Parceria vai aprofundar diagnóstico sobre negros e negras no Poder Judiciário
Parceria Institucional entre o CNJ e a Fundação Zumbi dos Palmares foi anunciada nesta quinta-feira (30).

O Conselho Nacional de Justiça (CNJ) e a Fundação Zumbi dos Palmares anunciaram nesta quinta-feira (30), uma parceria institucional para a realização de pesquisa qualitativa sobre a participação de pessoas negras no Poder Judiciário. 

A parceria é uma iniciativa do Observatório de Direitos Humanos do CNJ e vai produzir um diagnóstico aprofundado a respeito da questão racial na magistratura a partir dos dados quantitativos produzidos pelo CNJ.

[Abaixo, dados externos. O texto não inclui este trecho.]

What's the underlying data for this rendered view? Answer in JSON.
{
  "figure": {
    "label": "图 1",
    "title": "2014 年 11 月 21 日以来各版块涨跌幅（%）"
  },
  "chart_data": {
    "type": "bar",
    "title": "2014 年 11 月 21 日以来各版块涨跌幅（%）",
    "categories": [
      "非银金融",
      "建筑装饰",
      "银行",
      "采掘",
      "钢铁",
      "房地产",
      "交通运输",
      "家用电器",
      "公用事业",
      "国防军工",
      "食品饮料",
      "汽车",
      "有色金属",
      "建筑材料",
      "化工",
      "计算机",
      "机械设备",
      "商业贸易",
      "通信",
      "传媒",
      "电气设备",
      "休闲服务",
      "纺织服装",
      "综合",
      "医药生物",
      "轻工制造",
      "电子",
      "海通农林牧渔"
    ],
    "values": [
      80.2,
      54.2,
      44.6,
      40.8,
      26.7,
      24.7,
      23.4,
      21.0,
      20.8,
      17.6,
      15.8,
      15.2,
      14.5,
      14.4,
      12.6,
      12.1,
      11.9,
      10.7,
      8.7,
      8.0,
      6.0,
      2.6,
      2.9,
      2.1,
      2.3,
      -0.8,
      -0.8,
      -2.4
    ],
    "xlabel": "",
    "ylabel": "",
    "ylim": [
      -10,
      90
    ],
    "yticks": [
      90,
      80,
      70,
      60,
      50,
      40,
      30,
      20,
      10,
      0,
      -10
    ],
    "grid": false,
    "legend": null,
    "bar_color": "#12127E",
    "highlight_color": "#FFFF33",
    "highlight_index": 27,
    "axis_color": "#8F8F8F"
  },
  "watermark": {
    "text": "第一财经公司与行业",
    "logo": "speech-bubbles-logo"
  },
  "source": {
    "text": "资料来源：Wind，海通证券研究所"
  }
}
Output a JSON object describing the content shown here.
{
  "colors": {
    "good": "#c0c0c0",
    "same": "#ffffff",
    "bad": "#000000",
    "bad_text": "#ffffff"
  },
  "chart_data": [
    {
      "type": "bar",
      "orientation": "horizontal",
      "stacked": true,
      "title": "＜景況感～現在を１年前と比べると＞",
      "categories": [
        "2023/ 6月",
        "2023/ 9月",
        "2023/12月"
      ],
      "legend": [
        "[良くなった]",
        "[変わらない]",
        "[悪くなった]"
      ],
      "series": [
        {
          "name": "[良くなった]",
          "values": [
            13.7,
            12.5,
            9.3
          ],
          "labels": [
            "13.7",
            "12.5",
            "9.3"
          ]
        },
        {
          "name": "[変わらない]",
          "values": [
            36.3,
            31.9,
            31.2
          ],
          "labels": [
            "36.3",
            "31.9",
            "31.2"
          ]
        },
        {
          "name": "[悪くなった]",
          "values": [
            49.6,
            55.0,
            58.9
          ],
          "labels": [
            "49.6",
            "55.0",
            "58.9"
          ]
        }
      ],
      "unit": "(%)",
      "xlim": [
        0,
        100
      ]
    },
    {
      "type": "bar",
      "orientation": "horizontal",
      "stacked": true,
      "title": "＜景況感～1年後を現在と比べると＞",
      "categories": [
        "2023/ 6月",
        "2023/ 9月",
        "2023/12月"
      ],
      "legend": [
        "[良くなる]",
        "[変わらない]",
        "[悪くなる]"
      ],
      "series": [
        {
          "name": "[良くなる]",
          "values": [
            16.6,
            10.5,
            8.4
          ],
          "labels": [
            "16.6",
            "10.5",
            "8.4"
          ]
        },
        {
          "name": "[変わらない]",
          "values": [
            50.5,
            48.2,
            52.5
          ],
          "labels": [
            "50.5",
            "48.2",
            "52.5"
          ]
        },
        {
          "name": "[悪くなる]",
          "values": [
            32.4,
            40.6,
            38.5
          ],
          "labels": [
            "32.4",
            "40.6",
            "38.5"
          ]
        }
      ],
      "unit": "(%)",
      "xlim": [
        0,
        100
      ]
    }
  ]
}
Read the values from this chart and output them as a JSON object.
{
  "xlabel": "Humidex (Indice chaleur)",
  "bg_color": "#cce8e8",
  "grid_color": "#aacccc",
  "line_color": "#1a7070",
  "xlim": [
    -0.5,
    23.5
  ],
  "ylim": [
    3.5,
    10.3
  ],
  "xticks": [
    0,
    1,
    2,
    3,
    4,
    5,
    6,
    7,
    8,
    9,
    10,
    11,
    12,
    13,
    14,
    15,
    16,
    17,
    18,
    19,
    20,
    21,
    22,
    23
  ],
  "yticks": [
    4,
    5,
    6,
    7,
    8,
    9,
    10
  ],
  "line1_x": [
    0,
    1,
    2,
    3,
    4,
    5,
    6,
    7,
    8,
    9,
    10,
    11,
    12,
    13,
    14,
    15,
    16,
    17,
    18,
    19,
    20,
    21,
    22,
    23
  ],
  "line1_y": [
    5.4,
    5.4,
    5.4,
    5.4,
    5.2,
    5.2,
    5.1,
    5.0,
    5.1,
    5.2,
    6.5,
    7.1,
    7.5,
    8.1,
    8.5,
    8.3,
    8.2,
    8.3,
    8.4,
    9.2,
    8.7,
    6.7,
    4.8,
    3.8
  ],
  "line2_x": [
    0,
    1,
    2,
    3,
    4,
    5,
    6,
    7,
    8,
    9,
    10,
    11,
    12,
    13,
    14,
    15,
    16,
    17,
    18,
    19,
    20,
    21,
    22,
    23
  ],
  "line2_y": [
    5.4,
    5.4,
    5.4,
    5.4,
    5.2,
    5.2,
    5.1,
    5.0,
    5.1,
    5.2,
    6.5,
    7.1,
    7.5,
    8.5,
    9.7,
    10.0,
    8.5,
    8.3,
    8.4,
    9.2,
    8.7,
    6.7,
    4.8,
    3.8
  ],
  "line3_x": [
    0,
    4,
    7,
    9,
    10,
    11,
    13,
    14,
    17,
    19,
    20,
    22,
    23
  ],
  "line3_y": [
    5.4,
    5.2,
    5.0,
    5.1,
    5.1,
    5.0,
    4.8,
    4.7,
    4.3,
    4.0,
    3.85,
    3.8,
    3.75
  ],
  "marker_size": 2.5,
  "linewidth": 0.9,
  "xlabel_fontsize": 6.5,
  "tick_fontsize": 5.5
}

A programação faz parte dos Seminários de Pesquisas Empíricas aplicadas a Políticas Judiciárias realizados pelo Departamento de Pesquisas Judiciárias do CNJ desde maio deste ano. Os encontros são virtuais, com transmissão pelo canal do CNJ no YouTube, e divulgam e permitem o debate dos resultados de relatórios técnicos de pesquisas e, também, metodologias e estratégias de realização de pesquisas empíricas aplicadas a políticas judiciárias. O público-alvo é, principalmente, membros da magistratura e demais força de trabalho da Justiça, a comunidade científica e outros integrantes do sistema de Justiça.

Participação de pessoas negras

Fruto dos esforços da Comissão Permanente de Democratização e Aperfeiçoamento dos Serviços Judiciários do CNJ e de grupo de trabalho criado para tratar sobre igualdade racial na Justiça, a pesquisa sobre Negros e Negras no Poder Judiciário traz dados de gênero, raça/cor e cargos de chefia das pessoas que trabalham nos tribunais e conselhos brasileiros. 

Apesar de haver aumento da presença de pessoas negras no Poder Judiciário, a pesquisa indica um longo caminho até a equidade racial – comparação com dados do Censo 2010 do IBGE permite estimar que a igualdade racial na magistratura somente será atingida entre os anos de 2056 a 2059. Além disso, o estudo aponta que ainda existe falta de informações sobre raça/cor nos registros funcionais mantidos pelos tribunais, revelando a necessidade de dar visibilidade à questão da diversidade e igualdade raciais e valorizar os registros funcionais com base no perfil de raça/cor.